Redakteurin im Ressort „Leben“ der Frankfurter Allgemeinen Sonntagszeitung.

Die Sohle aus Leder, das Obermaterial aus Leder, gebügelt und gebürstet, so verließ jedes Paar der Münchner Marke die Fabrik. Besonders häufig handelte es sich um Ballerina-Schläppchen in fröhlichen Farben. Mit seinen Schuhen begann Fritz ­Unützer 1989, in einer Zeit, als es noch Sommer- und Wintergarderobe gab, mit Trends und Modefarben passend zu den Saisons und am Ende einem Schluss­verkauf.

Unützer kannte das System

Fritz Unützer kannte das System. ­Sein Vater hatte ein Modegeschäft an der Maximilianstraße, mit seinem Bruder folgte er ihm. Mit Schuhen war der junge Mann auf ­gutem Fuß, denn er studierte nicht nur Wirtschaft an der Insead in Paris, sondern arbeitete auch bei Church’s und John Lobb in Großbritannien.

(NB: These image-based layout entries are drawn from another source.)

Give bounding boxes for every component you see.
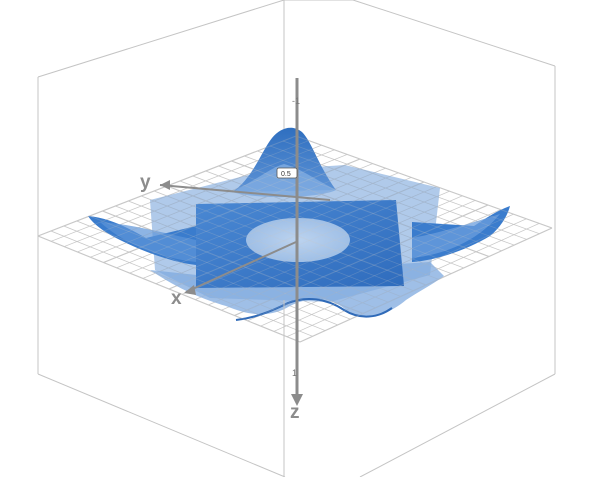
- z-axis-label: z: [290, 402, 300, 423]
- value-badge-text: 0.5: [281, 171, 291, 178]
- grid-overlay-line: [77, 149, 335, 253]
- grid-overlay-line: [208, 195, 463, 306]
- grid-overlay-line: [102, 210, 364, 315]
- grid-overlay-line: [273, 218, 527, 332]
- grid-overlay-line: [282, 140, 540, 235]
- surface-top-peak-skirt: [232, 164, 336, 198]
- grid-overlay-line: [181, 186, 437, 295]
- grid-overlay-line: [286, 223, 540, 338]
- grid-overlay-line: [76, 220, 338, 326]
- grid-overlay-line: [247, 209, 501, 322]
- x-axis: x: [171, 241, 297, 309]
- surface-front-rim-edge: [235, 297, 393, 321]
- z-axis: -1 1 z: [290, 78, 303, 423]
- grid-overlay-line: [116, 163, 373, 269]
- z-tick-bottom: 1: [292, 368, 297, 378]
- grid-overlay-line: [270, 145, 527, 240]
- value-badge: 0.5: [276, 167, 298, 179]
- y-axis: y: [140, 172, 331, 201]
- grid-overlay-line: [234, 204, 489, 317]
- grid-overlay-line: [64, 144, 322, 247]
- grid-overlay-line: [153, 190, 414, 292]
- grid-overlay-line: [129, 167, 386, 274]
- grid-overlay-line: [155, 177, 412, 285]
- grid-overlay-line: [205, 170, 464, 269]
- grid-overlay-line: [142, 172, 399, 279]
- grid-overlay-line: [218, 165, 477, 263]
- grid-overlay-line: [128, 200, 389, 303]
- grid-overlay-line: [103, 158, 361, 264]
- grid-overlay-line: [231, 160, 490, 258]
- bounding-box-back: [37, 0, 556, 147]
- grid-overlay-line: [141, 195, 401, 297]
- grid-overlay-line: [179, 180, 439, 280]
- grid-overlay: [37, 135, 553, 343]
- grid-overlay-line: [63, 225, 326, 331]
- grid-overlay-line: [115, 205, 376, 309]
- grid-overlay-line: [37, 235, 301, 343]
- surface-right-peak-shade: [412, 214, 500, 258]
- surface-left-peak-shade: [100, 222, 196, 262]
- grid-overlay-line: [299, 227, 553, 343]
- grid-overlay-line: [89, 215, 351, 320]
- grid-overlay-line: [260, 213, 514, 327]
- x-axis-label: x: [171, 288, 182, 309]
- bounding-box-front: [37, 66, 556, 477]
- y-axis-label: y: [140, 172, 151, 193]
- z-tick-top: -1: [292, 96, 300, 106]
- grid-overlay-line: [295, 135, 553, 229]
- grid-overlay-line: [195, 190, 450, 300]
- grid-overlay-line: [257, 150, 515, 246]
- grid-overlay-line: [221, 200, 476, 311]
- grid-overlay-line: [90, 154, 348, 258]
- grid-overlay-line: [50, 140, 309, 242]
- grid-line: [295, 135, 553, 229]
- grid-overlay-line: [50, 230, 313, 337]
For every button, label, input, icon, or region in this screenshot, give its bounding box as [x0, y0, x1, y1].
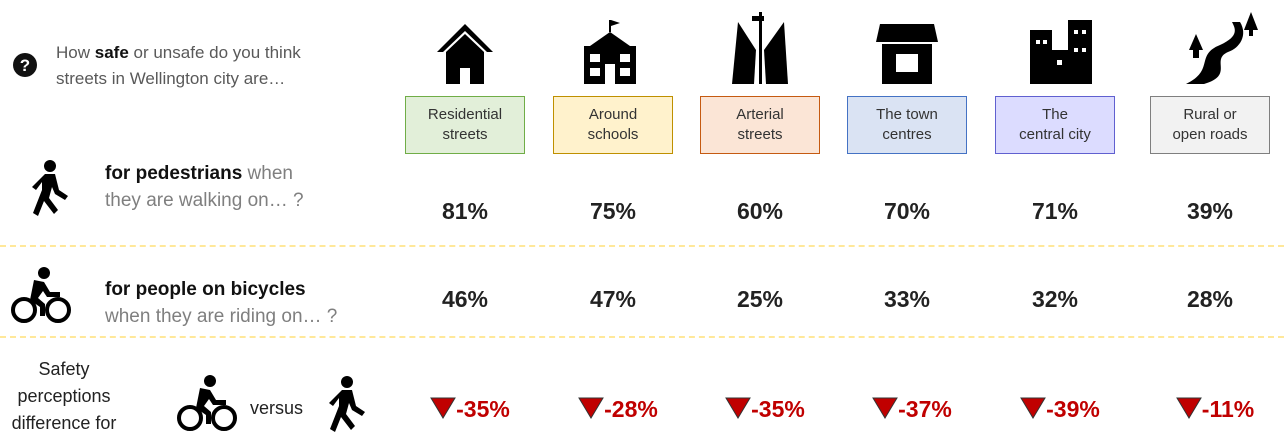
- label-line: Residential: [427, 106, 503, 123]
- question: How safe or unsafe do you think streets …: [56, 40, 356, 92]
- school-icon: [584, 20, 636, 84]
- down-triangle: [430, 397, 457, 419]
- down-triangle: [872, 397, 899, 419]
- question-bold: safe: [94, 43, 129, 62]
- value: 47%: [589, 286, 637, 312]
- row-bold: for pedestrians: [105, 163, 243, 184]
- value: 75%: [589, 198, 637, 224]
- label-line: Around: [588, 106, 638, 123]
- cyclist-icon: [11, 265, 71, 323]
- difference-text: -28%: [604, 396, 658, 422]
- label-line: centres: [882, 126, 932, 143]
- difference-text: -39%: [1046, 396, 1100, 422]
- pedestrian-icon: [32, 160, 68, 216]
- difference-text: -37%: [898, 396, 952, 422]
- row-text: when they are riding on… ?: [105, 306, 338, 327]
- difference-value: -11%: [1135, 396, 1284, 423]
- column-label: Arterial streets: [700, 96, 820, 154]
- value: 46%: [441, 286, 489, 312]
- difference-text: -35%: [751, 396, 805, 422]
- column-label: Around schools: [553, 96, 673, 154]
- label-line: open roads: [1172, 126, 1248, 143]
- value: 25%: [736, 286, 784, 312]
- down-triangle: [578, 397, 605, 419]
- row-text: when: [247, 163, 293, 184]
- difference-value: -35%: [685, 396, 845, 423]
- difference-value: -37%: [832, 396, 992, 423]
- value: 70%: [883, 198, 931, 224]
- cyclist-icon: [177, 373, 237, 431]
- value: 32%: [1031, 286, 1079, 312]
- down-triangle: [1175, 397, 1202, 419]
- row-bold: for people on bicycles: [105, 279, 306, 300]
- row-text: they are walking on… ?: [105, 190, 304, 211]
- value: 39%: [1186, 198, 1234, 224]
- value: 60%: [736, 198, 784, 224]
- label-line: perceptions: [17, 386, 111, 406]
- road-icon: [732, 12, 788, 84]
- divider: [0, 336, 1284, 338]
- pedestrian-icon: [329, 376, 365, 432]
- difference-label: Safety perceptions difference for: [0, 356, 128, 437]
- difference-value: -39%: [980, 396, 1140, 423]
- row-label: for pedestrians when they are walking on……: [105, 160, 304, 214]
- value: 71%: [1031, 198, 1079, 224]
- rural-road-icon: [1186, 12, 1258, 84]
- column-label: The central city: [995, 96, 1115, 154]
- svg-text:?: ?: [20, 56, 30, 75]
- question-text: How: [56, 43, 91, 62]
- question-icon: ?: [13, 53, 37, 77]
- label-line: schools: [587, 126, 639, 143]
- label-line: Arterial: [736, 106, 784, 123]
- value: 28%: [1186, 286, 1234, 312]
- down-triangle: [1020, 397, 1047, 419]
- row-label: for people on bicycles when they are ridi…: [105, 276, 337, 330]
- label-line: difference for: [11, 413, 117, 433]
- difference-text: -11%: [1201, 396, 1255, 422]
- value: 33%: [883, 286, 931, 312]
- difference-text: -35%: [456, 396, 510, 422]
- label-line: Safety: [38, 359, 90, 379]
- value: 81%: [441, 198, 489, 224]
- versus: versus: [250, 398, 304, 418]
- label-line: streets: [442, 126, 488, 143]
- column-label: Rural or open roads: [1150, 96, 1270, 154]
- divider: [0, 245, 1284, 247]
- shop-icon: [876, 24, 938, 84]
- label-line: central city: [1019, 126, 1091, 143]
- column-label: Residential streets: [405, 96, 525, 154]
- label-line: The town: [876, 106, 938, 123]
- column-label: The town centres: [847, 96, 967, 154]
- label-line: The: [1042, 106, 1068, 123]
- difference-value: -35%: [390, 396, 550, 423]
- buildings-icon: [1030, 20, 1092, 84]
- house-icon: [437, 24, 493, 84]
- difference-value: -28%: [538, 396, 698, 423]
- question-text: or unsafe do you think streets in Wellin…: [56, 43, 301, 88]
- label-line: streets: [737, 126, 783, 143]
- label-line: Rural or: [1183, 106, 1237, 123]
- down-triangle: [725, 397, 752, 419]
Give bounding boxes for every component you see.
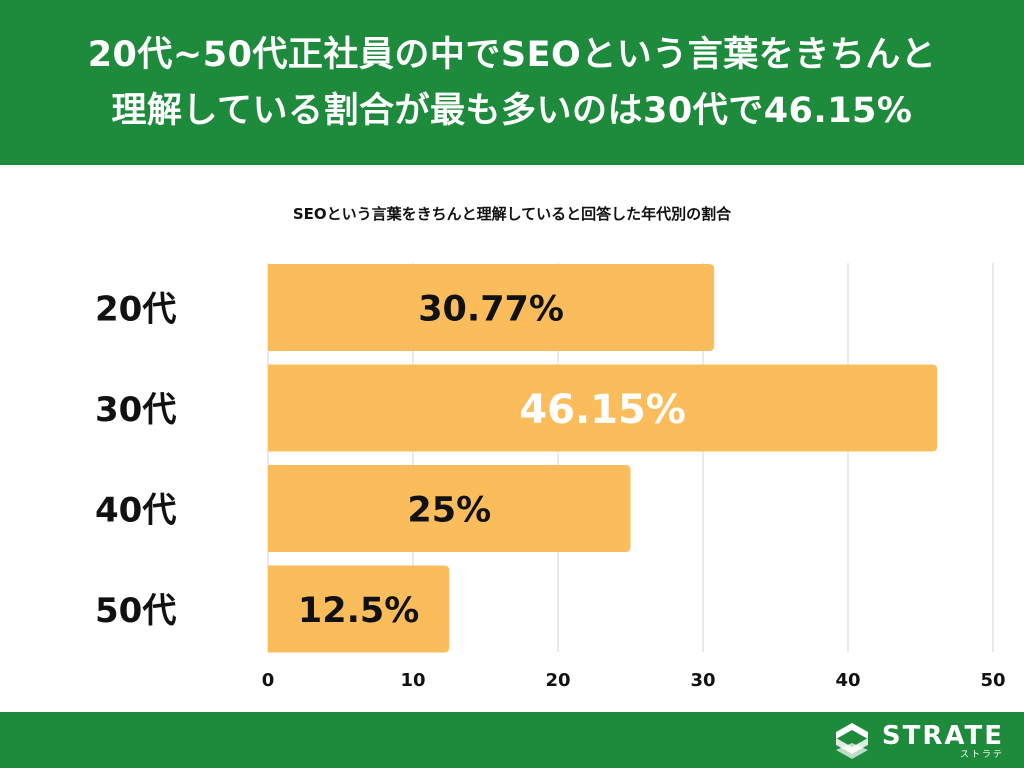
footer-bar: STRATE ストラテ bbox=[0, 712, 1024, 768]
data-label: 46.15% bbox=[519, 387, 686, 433]
data-label: 12.5% bbox=[298, 591, 419, 631]
logo-katakana: ストラテ bbox=[959, 750, 1004, 760]
headline-line-2: 理解している割合が最も多いのは30代で46.15% bbox=[111, 90, 913, 131]
x-tick-label: 0 bbox=[262, 670, 275, 691]
strate-logo-icon bbox=[835, 723, 868, 759]
strate-logo: STRATE ストラテ bbox=[832, 721, 1004, 761]
bar-0 bbox=[268, 264, 715, 351]
x-tick-label: 20 bbox=[545, 670, 570, 691]
x-tick-label: 10 bbox=[400, 670, 425, 691]
bar-1 bbox=[268, 364, 938, 452]
data-label: 30.77% bbox=[418, 290, 564, 330]
logo-wordmark: STRATE bbox=[881, 721, 1004, 751]
data-label: 25% bbox=[407, 491, 491, 531]
x-tick-label: 40 bbox=[835, 670, 860, 691]
headline-line-1: 20代~50代正社員の中でSEOという言葉をきちんと bbox=[87, 34, 937, 75]
x-tick-label: 30 bbox=[690, 670, 715, 691]
header-banner: 20代~50代正社員の中でSEOという言葉をきちんと 理解している割合が最も多い… bbox=[0, 0, 1024, 165]
category-label: 40代 bbox=[95, 491, 176, 531]
category-label: 30代 bbox=[95, 390, 176, 430]
bar-2 bbox=[268, 465, 631, 552]
x-tick-label: 50 bbox=[980, 670, 1005, 691]
category-label: 20代 bbox=[95, 290, 176, 330]
category-label: 50代 bbox=[95, 591, 176, 631]
chart-title: SEOという言葉をきちんと理解していると回答した年代別の割合 bbox=[292, 205, 732, 223]
bar-3 bbox=[268, 565, 450, 653]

Zufällig erfuhr er in den Achtzigern von einer zum Verkauf stehenden Schuhfabrik in Fossò, in der Nähe von Venedig, empfahl sie einem Bekannten, und als der in letzter Minute absprang, unterschrieb ­Unützer kurzerhand selbst – um in Italien Schuhe zu produzieren. Während also ­andere Unternehmen ihre Produktion in Billiglohnländer auslagerten, blieb er dem Mutterland der Handarbeit treu. Und ­belieferte aus Italien all die Eickhoffs, ­Ungers, Breuningers, Engelhorns – und die eigenen Geschäfte in München, Hamburg, Berlin und Venedig.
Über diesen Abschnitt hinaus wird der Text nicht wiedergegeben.